A major gender diversity target has been reached in Australia.

For the first time, the percentage of women on ASX200 boards – the 200 largest companies listed on the Australian Securities Exchange – has reached 30% according to The Australian Institute of Company Directors (AICD).

It comes after AICD's four-year campaign to drive up gender diversity on Australian boards.

Back in 2015, when women accounted for 20% of ASX 200 boards, the AICD set a voluntary target to reach 30% by the end of 2018.

AICD CEO and Managing Director, Angus Armour said in a statement that while they reached the target later than planned, it is still "a great achievement."

"We should celebrate the progress that has been made, which is evidence that meaningful change can be achieved through voluntary targets," he said.

“It is clear that Australia’s largest companies see the value of board diversity; a diverse mix of views and perspectives around the table increases board performance and reduces the risk of group think."

Interestingly, it's among the largest of companies that women are better represented -- the AICD found women accounted for 35.2% of board positions in Australia's 20 biggest public companies.

“We should recognise the commitment of community and business leaders to achieve this milestone and applaud Australia’s top 100 listed companies for leading the way and surpassing 30 per cent,” Armour said.

Nicola Wakefield Evans, chair of the 30% Club which advocates for the target, said in a statement the achievement couldn't have been made without efforts from senior chairs, investors, fund managers and other advocates on the issue.

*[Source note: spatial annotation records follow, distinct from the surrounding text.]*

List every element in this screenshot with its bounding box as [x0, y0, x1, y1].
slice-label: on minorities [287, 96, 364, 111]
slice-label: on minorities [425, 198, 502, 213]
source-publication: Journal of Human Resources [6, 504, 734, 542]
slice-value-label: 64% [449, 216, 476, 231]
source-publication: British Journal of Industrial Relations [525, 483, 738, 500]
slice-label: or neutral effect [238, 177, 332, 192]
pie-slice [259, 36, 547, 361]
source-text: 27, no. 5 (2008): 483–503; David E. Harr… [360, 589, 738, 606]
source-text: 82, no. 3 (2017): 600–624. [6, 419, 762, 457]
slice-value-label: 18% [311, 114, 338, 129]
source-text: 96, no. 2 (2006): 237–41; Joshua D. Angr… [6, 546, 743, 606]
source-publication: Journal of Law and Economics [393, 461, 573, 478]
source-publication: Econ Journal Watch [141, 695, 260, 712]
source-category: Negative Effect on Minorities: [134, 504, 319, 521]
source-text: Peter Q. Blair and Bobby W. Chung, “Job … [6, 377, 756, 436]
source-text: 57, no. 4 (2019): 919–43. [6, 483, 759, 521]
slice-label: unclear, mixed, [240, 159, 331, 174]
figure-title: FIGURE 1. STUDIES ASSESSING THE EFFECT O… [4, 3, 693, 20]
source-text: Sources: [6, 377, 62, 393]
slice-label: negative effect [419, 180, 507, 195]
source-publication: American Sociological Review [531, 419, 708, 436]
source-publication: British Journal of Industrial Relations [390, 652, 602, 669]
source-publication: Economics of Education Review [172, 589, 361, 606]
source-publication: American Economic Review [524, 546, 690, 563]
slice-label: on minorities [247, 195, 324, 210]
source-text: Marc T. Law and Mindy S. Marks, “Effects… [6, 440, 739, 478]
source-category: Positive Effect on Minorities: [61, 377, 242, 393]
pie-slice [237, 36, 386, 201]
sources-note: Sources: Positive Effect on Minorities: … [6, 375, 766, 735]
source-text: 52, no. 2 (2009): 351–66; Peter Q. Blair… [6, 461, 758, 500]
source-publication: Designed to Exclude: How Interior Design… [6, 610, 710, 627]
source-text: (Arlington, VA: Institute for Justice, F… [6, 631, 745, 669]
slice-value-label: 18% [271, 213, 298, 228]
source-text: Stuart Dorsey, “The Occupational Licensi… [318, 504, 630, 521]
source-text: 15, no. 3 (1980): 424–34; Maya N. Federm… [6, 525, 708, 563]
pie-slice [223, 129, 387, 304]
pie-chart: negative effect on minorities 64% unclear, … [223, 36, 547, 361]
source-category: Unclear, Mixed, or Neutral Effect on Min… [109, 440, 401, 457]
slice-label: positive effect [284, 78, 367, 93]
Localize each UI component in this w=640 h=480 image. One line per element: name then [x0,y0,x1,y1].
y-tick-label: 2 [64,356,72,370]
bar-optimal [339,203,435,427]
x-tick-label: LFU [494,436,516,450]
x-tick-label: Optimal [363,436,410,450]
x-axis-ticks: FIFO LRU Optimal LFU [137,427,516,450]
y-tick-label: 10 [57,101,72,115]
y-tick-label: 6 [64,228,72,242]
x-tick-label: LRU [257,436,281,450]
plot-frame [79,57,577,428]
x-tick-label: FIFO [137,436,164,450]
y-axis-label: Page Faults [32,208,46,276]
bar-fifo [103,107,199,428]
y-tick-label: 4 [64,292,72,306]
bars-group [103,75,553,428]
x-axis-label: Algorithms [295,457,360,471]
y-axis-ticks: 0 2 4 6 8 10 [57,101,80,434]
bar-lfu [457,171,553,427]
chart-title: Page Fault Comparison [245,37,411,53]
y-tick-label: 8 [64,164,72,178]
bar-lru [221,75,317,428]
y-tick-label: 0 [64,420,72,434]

“While this is significant step in our journey, it’s important to remember that 30% is the floor, not the ceiling – so while we applaud the ongoing hard work of each board that is addressing gender diversity, we will ensure there is continued pressure on those who don’t, to continue increasing the number of female directors,” Evans said.

Armour said the challenge now is to maintain momentum. "Smaller listed companies need to demonstrate they are also committed to the benefits of gender diversity,” he said.

Despite the landmark, there are still seven companies in the ASX 200 that don't have any women on their boards as of November 30.

These include TPG Telecom Limited, HUB24 Limited (Ruth Stringer is set to join the board in 2020), NRW Holdings Limited, Pro Medicus Limited, New Hope Corporation Limited, Silver Lake Resources Limited and Speedcast International Limited.

In the March quarter of 2018, more women where appointed in boardrooms than men in ASX200 companies. It was the first time more women were appointed than men since the AICD started tracking appointment rates in 2009.

The AICD's latest report comes after the World Economic Forum released its Global Gender Gap Report 2020, which looks at the progress 153 countries have made toward gender parity. In the report, Australia slipped five spots to rank 44th globally.